Pour autant, une telle clause ne pouvait exonérer la société CLIMB UP ARKOSE des engagements pris formellement en matière d’accès et de visibilité, si bien que les requérants apparaissent fondés à solliciter l’indemnisation des préjudices engendrés par leur non-exécution.
Sur la demande d’indemnisation des pertes de chiffre d’affaire et d’exploitation et des charges indues
Monsieur [A] et l’association ACADÉMIE DE KUNG FU ET DE TAI CHI se fondent sur les conclusions de Monsieur [K], expert amiable, pour demander l’indemnisation d’une perte de chiffre d’affaires de 28.500,00 euros, d’une perte d’exploitation de 21.700,00 euros et de charges indues à hauteur de 29.611,92 euros.
La société CLIMB UP ARKOSE M’ROC conteste ces montants, notamment en ce que :
seule la perte de marge brute ou sur coûts variables est indemnisable,l’assiette de calcul est discutable,le lien de causalité entre les manquements et l’évolution de la clientèle n’est pas justifié.
Sur le quantum
Monsieur [A] et l’association ACADÉMIE DE KUNG FU ET DE TAI CHI sollicitent concomitamment l’indemnisation d’une perte de chiffre d’affaires à hauteur de 28.500,00 euros et d’une perte d’exploitation de 21.700,00 euros.
La demande d’indemnisation d’une perte de chiffre d’affaires est manifestement non fondée, dès lors qu’elle doit nécessairement être appréhendée au regard du coût d’exploitation des deux activités (entraînement sportif et enseignement du Kung Fu et du Taï Chi) pour déterminer les réelles pertes financières des structures sportives gérées par Monsieur [A]. Monsieur [I] [K], expert honoraire en évaluation d’entreprise, le constate lui-même, puisqu’il explique en page numérotée quatre du rapport de “chiffrage” du préjudice allégué par les requérants que les deux méthodologies d’évaluation du préjudice envisageables impliquent soit de soustraire à la perte de chiffre d’affaires les fournitures, charges externes et frais personnel non engagés, soit de déduire d’une perte de marge sur coûts variables les économies de frais fixes.

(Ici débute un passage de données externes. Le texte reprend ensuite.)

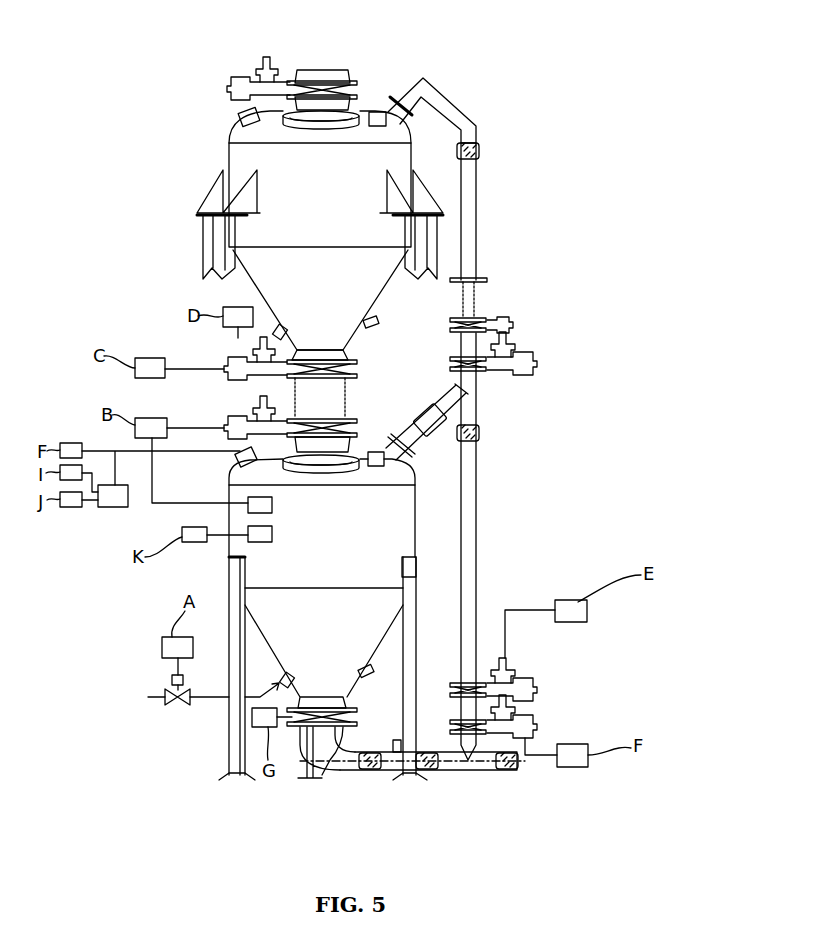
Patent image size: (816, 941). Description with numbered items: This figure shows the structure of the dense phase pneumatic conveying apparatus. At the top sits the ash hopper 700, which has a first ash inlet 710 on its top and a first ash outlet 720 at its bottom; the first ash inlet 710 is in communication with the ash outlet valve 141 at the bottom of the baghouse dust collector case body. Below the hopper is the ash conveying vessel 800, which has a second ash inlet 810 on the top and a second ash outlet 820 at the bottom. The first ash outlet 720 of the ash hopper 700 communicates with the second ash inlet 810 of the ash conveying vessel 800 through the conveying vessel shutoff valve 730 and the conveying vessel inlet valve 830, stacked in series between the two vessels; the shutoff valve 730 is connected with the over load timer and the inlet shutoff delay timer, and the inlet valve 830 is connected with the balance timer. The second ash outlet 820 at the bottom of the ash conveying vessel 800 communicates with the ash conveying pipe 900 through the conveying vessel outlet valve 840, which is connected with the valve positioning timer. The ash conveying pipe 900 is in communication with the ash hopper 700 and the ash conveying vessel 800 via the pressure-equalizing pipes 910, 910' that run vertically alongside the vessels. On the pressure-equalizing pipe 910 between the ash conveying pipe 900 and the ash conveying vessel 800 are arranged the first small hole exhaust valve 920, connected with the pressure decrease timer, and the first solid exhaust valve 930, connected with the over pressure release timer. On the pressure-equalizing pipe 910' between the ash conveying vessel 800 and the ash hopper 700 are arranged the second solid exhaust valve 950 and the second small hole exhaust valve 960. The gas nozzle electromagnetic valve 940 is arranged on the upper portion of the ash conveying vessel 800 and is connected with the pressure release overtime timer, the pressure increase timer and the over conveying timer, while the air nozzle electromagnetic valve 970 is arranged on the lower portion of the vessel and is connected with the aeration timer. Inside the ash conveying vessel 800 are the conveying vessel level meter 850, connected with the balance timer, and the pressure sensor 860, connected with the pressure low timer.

The ash outlet valve 141 is at (268, 68).
The first ash inlet 710 is at (353, 110).
The ash hopper 700 is at (407, 153).
The pressure-equalizing pipe 910' is at (480, 179).
The first ash outlet 720 is at (374, 320).
The second small hole exhaust valve 960 is at (499, 313).
The second solid exhaust valve 950 is at (530, 372).
The conveying vessel shutoff valve 730 is at (226, 362).
The conveying vessel inlet valve 830 is at (226, 421).
The second ash inlet 810 is at (410, 465).
The pressure-equalizing pipe 910 is at (524, 546).
The ash conveying vessel 800 is at (383, 533).
The conveying vessel level meter 850 is at (253, 552).
The pressure sensor 860 is at (272, 536).
The gas nozzle electromagnetic valve 940 is at (115, 507).
The air nozzle electromagnetic valve 970 is at (172, 680).
The first solid exhaust valve 930 is at (527, 682).
The first small hole exhaust valve 920 is at (530, 717).
The ash conveying pipe 900 is at (517, 770).
The second ash outlet 820 is at (306, 735).
The conveying vessel outlet valve 840 is at (337, 755).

Il a ainsi procédé à l’estimation du chiffre d’affaires “perdu en raison des travaux” aux fins uniquement déterminer les pertes d’exploitation subséquentes.
De ce fait, il convient dès à présent de rejeter la demande autonome d’indemnisation de perte de chiffre d’affaires.

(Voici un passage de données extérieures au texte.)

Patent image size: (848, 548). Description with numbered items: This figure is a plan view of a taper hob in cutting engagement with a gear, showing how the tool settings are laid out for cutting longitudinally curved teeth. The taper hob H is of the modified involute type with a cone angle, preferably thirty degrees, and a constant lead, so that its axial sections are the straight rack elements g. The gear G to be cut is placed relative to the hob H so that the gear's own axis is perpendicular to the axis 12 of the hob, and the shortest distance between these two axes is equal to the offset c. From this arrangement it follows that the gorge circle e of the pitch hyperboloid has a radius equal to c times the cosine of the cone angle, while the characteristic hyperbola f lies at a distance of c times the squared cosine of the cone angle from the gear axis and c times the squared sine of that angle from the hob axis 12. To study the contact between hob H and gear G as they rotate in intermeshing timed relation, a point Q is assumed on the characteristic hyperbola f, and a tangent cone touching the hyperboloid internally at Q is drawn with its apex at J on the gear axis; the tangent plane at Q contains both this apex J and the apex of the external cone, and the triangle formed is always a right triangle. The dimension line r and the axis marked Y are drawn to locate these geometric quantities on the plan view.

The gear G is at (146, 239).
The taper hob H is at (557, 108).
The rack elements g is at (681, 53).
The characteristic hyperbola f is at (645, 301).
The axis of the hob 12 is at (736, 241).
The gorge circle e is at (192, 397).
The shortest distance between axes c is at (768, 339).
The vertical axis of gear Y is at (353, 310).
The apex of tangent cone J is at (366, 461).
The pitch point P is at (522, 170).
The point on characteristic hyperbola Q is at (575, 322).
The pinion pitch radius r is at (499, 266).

Concernant les pertes d’exploitation alléguées, Monsieur [K] a retenu un préjudice de 21.700,00 euros au détriment des structures sportives ENTREPRISE OPTIMAL et ACADÉMIE DE KUNG FU ET DE TAI CHI.

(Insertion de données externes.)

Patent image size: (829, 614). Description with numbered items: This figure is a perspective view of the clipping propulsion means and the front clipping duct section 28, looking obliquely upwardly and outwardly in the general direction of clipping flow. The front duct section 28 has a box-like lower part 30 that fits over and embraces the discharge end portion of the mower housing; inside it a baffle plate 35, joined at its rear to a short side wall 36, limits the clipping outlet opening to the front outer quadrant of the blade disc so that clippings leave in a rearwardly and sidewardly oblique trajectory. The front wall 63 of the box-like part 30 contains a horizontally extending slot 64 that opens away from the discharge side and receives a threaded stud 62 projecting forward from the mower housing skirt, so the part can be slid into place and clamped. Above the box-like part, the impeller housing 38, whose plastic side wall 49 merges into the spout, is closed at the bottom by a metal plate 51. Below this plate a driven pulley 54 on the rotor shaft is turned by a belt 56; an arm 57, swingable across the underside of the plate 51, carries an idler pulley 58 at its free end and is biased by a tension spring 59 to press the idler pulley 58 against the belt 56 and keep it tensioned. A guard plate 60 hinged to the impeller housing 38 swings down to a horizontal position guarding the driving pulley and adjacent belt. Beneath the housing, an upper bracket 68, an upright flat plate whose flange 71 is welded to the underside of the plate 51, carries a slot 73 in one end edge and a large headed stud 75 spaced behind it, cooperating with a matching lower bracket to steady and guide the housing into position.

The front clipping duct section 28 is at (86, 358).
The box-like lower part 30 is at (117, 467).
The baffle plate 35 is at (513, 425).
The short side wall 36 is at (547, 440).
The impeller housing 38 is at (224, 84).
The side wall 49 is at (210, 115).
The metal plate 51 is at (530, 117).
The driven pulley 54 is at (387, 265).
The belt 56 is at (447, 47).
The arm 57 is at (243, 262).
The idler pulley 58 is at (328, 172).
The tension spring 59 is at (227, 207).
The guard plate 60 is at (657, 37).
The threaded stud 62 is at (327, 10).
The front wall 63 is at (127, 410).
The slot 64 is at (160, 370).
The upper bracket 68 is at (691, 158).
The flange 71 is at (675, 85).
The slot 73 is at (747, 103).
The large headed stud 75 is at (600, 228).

Pour obtenir ce montant, Monsieur [K] a déterminé, dans un premier temps, le chiffre d’affaires “perdu en raison des travaux”, lequel doit en réalité s’analyser en une perte de chance de réaliser un montant de vente de services sportifs plus important. La réalité et l’étendue des désagréments, confirmées par les procès-verbaux de constat d’huissier de justice (cf. développements précédents) requièrent de retenir un pourcentage de perte de chance de quatre-vingt, dès lors que la problématique d’accès aux salles louées a légitimement pu dissuader de potentiels usagers de prendre une inscription ou de la renouveler.
L’évaluation repose sur le chiffre d’affaires annuel moyen généré par un élève inscrit aux activités de coaching ou de fitness, Monsieur [K] estimant que le recul des inscriptions à l’activité de [Localité 3] est compensé intégralement par l’organisation de stages en cours d’année.
Or, il s’avère que la diminution du nombre d’inscrits à l’activité coaching entre les années 2016 et 2017 est partiellement décorrélée des nuisances induites par les travaux de la société CLIMB UP ARKOSE M’ROC, dix-sept personnes s’étant inscrites entre le 1er janvier 2017 et le 3 juillet 2017 (soit avant que ne débute le chantier litigieux) contre vingt-trois personnes sur la même période l’année précédente (soit une perte de six élèves indépendante de la perturbation de l’exploitation des locaux). De plus, parmi les usagers n’ayant pas renouvelé leur adhésion en cours d’année 2017, sept d’entre eux ont cessé toute pratique avant le début des travaux.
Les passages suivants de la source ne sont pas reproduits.